Not having more than a casual reader’s familiarity with the central figures of the Romantic movement, I did not immediately recognise any names, but it did not take more than an hour or two with Google to become intrigued by the possibility that these letters might be significant. With a little more digging (and consultation with a well-read librarian friend) I was excited, to say the least, by the fact that firstly, these documents did not seem to have been examined previously by literary scholars or historians: and secondly, that they might contain new information about the antecedents of Mary Jane ‘Claire’ Clairmont.
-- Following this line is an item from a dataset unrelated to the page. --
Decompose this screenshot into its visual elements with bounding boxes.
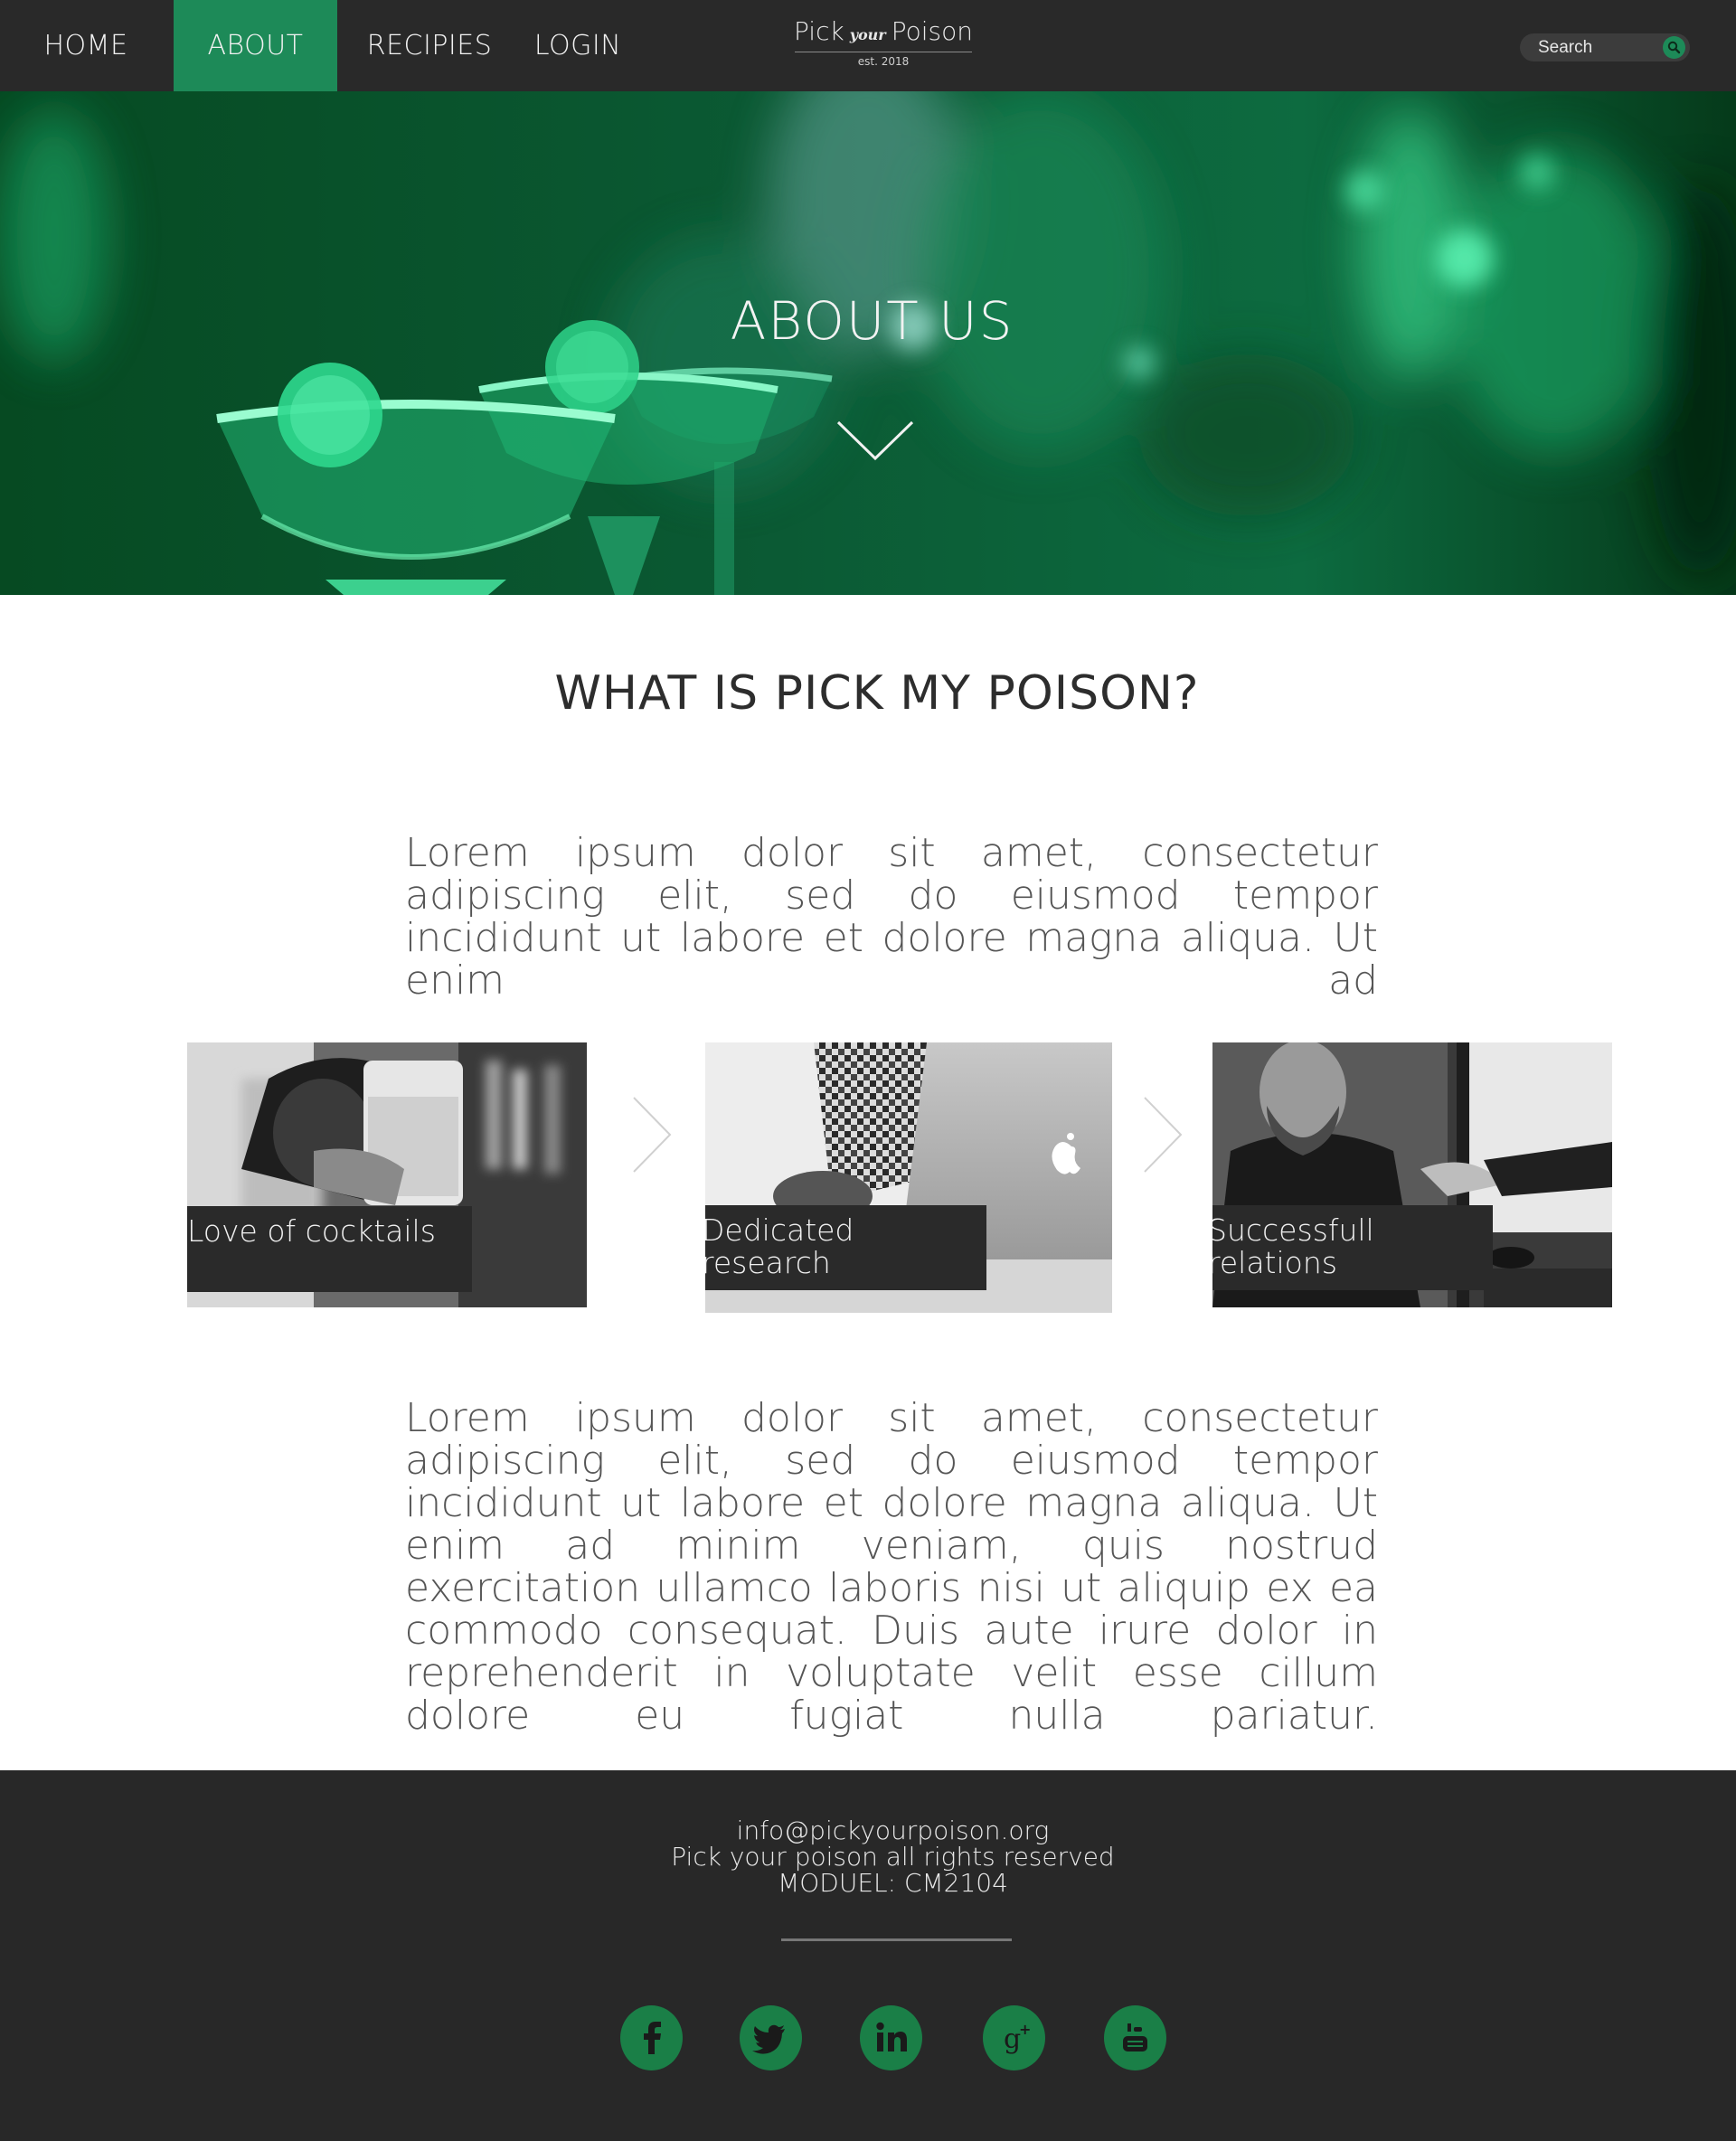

I requested photocopies of the bundle of documents from the Somerset Record Office, and these arrived by mail in early December 2010.[3]

The bundle of copies, numbered 1 – 49 by the S.R.O. Researcher, contains 63 separate documents, which include 31 holograph letters from Mary Jane Vial Godwin (4 of these to the father of her child).

The letters confirm without doubt that both Mary Jane Vial and Sir John Lethbridge accepted that he was the father of Mary Jane's daughter, born in Brislington, Somerset in 1798.

On 25 January 2011, the depositors and Somerset Record Office granted me permission to transcribe and use the documents on the following terms:

  • Permission to make transcripts of the contents of the documents: and to publish the transcripts, in full or in part, on a personal web page, for reference and non-commercial use by scholars, biographers, historians, genealogists and interested persons.

  • Permission to make copies of my transcripts available to interested persons for non-commercial use, with full acknowledgement and citation of the source.

  • Original reference number of the document should be cited on the website and in any subsequent copies.

Needless to say, I am extremely grateful to the Somerset Archivist and the depositors for their kind cooperation, and enormously satisfied at finding at least part of the answer to a 200 year old mystery.

[NB. I live in Australia, and not having the means to travel to the UK to view original documents, I have had to be content with working from photocopies. Similarly, my limited financial resources have restricted my capacity to pay for further document searches.]


[1] This Mary Vial was, I learned, the illegitimate daughter of one George Ralph Payne Jarvis (1774 - 1851), youngest son of a sugar planter and former Chief Justice of Antigua. Jarvis’s sister Jane (1772 – 1796) was the first wife of Lachlan Macquarie (1762 – 1824), Governor of colonial New South Wales from 1809 to 1824, and regarded by many as the ‘Father of Australia’. Ref. JARVIS V, The Papers of G R P Jarvis: V/A Personal Correspondence. Lincolnshire Archives.

[2] Somerset Archive and Record Service. Dodson and Pulman, Solicitors Box 17: Lethbridge family legal papers, DD\DP/17/11 1797-1814 Corresp. concerning Mary Jane Vial.

[3] Unfortunately, the papers did not advance my knowledge about my Mary Vial.